Over a decade ago, our Professor got up & welcomed us, "the future electronic engineers of India", to the engg school.
afaik, not a single one of my classmates is doing anything today remotely related to electron or engineering. though all of them without exception declared themselves "electronics engineer" on their wedding invitation!
the majority of them work in software outfits. some went to B-school & serve as middle managers. and so on...
again, no doctor ever cures disease. the drugs that do so are cooked in big pharma by chemists & molecular biologists & the like. the doctor simply asks you if you have health insurance. if you don't, he politely turns you away. if you do, he will put you on a drug regimen that he's been trained to do so in med school, and hope that your insurance covers the cost of said drugs.
the schoolteacher is an overworked underpaid employee of the schoolsystem who makes sure kids absorb the texts in the syllabus well enough to not flunk out of the state boards. and we can all safely conclude that lawyers are sharks who have nothing to do with justice and everything to do with billing you $250 by the hour.
Wittgenstein declared himself a philosopher, but pottered around in gardens to make ends meet. Another favorite philosopher Thoreau measured the lengths and widths of farms for a living. The DOL informs me that most mathematicinans work in the insurance business as actuaries...
"observing people's behavior" is all fine, but i would doubt if that is a monetizable activity. most economists i know either teach economics/finance/B-school subject in some univ setting, or work for some financial outfit or investment bank or somesuch, where they go by the term "quant", & put out reports predicting the GDP or some consumer confidence index for the next quarter, based on which the firm places bets on the market.
The economist John Kenneth Galbraith was taking a nap on a weekend, when he was put on a plane and taken away to a secret location, with strict instructions to his wife & family to keep mum on his absence. At the scret location ie. Camp David, JKG found himself in the presence of a dozen economists who were also similarly escorted away on their weekend. President Nixon confronted the bunch & said "price of meat is going thru the roof. what should i do ?"
obviously, beefprice is a function of cattle supply and cattlefeed supply, which had been heavily hit by a drought in the south of usa.
one could simply wait & hope the supply demand curves of beef reach some equilibrium, but the situation was dire & there was rioting in the public. Nixon hoped the economists would have an answer. JKG said "price controls!". So Nixon instituted a prize-freeze on beef for 90 days. Public was elated, Nixon's rating soared & all was well. 90 days later, the freeze was lifted. Economics prevailed, & the price of beef exploded. Poor Nixon repeated the gimmick with his economists & asked them "what should i do now ?" JKG wanted to say price-control again, but another economist pre-empted "you can't step into the same river twice". Nixon shot back "yes you can, if the river is frozen!"
Now that's an example, albeit a lot moe dramatic, of what economists actually do...

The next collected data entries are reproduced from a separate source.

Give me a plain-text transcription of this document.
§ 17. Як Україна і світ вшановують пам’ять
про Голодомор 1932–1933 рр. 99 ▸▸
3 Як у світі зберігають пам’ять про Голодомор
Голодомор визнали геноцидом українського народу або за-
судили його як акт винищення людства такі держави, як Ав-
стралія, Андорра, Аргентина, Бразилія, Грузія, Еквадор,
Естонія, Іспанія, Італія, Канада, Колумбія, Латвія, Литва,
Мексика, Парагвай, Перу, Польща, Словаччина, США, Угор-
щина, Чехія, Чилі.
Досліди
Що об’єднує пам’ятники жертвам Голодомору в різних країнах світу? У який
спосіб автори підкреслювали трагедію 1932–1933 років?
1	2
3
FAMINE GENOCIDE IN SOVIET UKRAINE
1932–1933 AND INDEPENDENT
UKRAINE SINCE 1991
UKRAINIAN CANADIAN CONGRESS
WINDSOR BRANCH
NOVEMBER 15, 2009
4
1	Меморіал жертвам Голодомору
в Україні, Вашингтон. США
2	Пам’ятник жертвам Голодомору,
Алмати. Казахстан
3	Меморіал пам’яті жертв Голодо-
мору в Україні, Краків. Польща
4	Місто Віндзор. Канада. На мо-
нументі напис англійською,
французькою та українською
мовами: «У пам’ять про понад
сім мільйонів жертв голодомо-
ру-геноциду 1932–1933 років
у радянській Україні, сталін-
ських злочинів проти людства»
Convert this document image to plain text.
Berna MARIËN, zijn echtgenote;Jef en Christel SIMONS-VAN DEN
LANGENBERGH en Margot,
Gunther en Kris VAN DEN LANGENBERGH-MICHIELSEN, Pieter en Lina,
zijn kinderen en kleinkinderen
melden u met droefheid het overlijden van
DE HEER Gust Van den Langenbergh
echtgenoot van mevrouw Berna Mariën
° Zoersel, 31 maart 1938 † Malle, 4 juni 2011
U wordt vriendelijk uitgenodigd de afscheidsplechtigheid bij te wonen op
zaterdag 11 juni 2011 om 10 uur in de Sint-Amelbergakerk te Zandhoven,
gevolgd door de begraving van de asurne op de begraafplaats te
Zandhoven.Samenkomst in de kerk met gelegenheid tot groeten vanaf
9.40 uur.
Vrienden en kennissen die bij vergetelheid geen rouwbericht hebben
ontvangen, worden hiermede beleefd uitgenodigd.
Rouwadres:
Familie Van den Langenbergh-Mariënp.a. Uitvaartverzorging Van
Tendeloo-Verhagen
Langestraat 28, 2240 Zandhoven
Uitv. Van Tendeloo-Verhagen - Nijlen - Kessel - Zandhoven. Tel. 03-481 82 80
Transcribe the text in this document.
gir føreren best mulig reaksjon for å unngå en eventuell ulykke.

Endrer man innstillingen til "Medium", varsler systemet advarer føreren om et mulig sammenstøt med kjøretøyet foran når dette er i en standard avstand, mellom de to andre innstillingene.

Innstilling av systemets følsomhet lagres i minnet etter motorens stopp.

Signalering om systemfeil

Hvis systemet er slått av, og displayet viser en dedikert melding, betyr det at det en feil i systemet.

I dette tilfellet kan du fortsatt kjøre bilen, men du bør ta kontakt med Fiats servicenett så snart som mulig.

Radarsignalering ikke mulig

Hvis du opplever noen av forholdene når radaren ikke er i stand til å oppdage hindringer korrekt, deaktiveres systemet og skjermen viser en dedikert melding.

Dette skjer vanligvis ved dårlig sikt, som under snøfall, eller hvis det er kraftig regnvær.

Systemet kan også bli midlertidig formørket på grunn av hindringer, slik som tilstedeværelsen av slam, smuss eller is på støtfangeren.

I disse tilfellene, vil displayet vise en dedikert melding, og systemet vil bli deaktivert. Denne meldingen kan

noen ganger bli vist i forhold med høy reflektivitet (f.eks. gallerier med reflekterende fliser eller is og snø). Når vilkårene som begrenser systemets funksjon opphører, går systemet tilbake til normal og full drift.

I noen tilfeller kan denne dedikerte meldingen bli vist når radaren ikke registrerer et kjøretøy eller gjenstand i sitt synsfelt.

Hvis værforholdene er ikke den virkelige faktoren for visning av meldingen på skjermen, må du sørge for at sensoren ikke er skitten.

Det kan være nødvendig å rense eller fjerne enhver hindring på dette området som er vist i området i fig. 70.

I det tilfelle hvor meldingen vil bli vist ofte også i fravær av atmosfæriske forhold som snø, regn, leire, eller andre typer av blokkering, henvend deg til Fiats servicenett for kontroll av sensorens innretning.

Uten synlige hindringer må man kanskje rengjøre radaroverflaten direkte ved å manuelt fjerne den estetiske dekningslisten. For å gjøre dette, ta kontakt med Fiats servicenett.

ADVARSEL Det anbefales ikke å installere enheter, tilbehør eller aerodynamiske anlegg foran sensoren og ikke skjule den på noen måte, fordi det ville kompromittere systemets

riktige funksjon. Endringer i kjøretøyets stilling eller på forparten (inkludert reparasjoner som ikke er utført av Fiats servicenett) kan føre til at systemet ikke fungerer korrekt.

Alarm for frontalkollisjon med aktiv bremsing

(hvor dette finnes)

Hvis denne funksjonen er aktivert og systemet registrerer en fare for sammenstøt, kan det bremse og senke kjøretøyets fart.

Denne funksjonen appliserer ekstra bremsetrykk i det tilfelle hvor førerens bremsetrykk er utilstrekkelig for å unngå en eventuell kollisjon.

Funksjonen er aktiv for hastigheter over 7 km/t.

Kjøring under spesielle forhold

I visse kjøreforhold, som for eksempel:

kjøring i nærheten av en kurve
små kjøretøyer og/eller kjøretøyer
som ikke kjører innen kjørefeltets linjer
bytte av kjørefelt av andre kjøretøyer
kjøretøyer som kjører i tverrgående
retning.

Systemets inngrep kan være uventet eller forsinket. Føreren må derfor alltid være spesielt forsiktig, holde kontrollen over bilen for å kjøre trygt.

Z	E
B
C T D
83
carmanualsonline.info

great great articles. im currently a undergrad in economics and came about this website searching google. Please continue with the economic bloggings. =)
although i am suppose to say about ur article here, I found ramblings by Krishnan more interesting. Its high that we as practitioners of sciences start understanding the basic tenets of our professions.
This works for substituting “religion,” “political science” and no doubt many other fields of study in place of “economics.” We have no shortage of explanations.
Marvin Harris’ book, “Cows, Pigs, Wars, and Witches : The Riddles of Culture” does a nice job of weaving a few of our ‘ologies’ together. That was from Anthropology 101 in my case.
An excellent insight into the world of economists that any prospective student should be privvy to.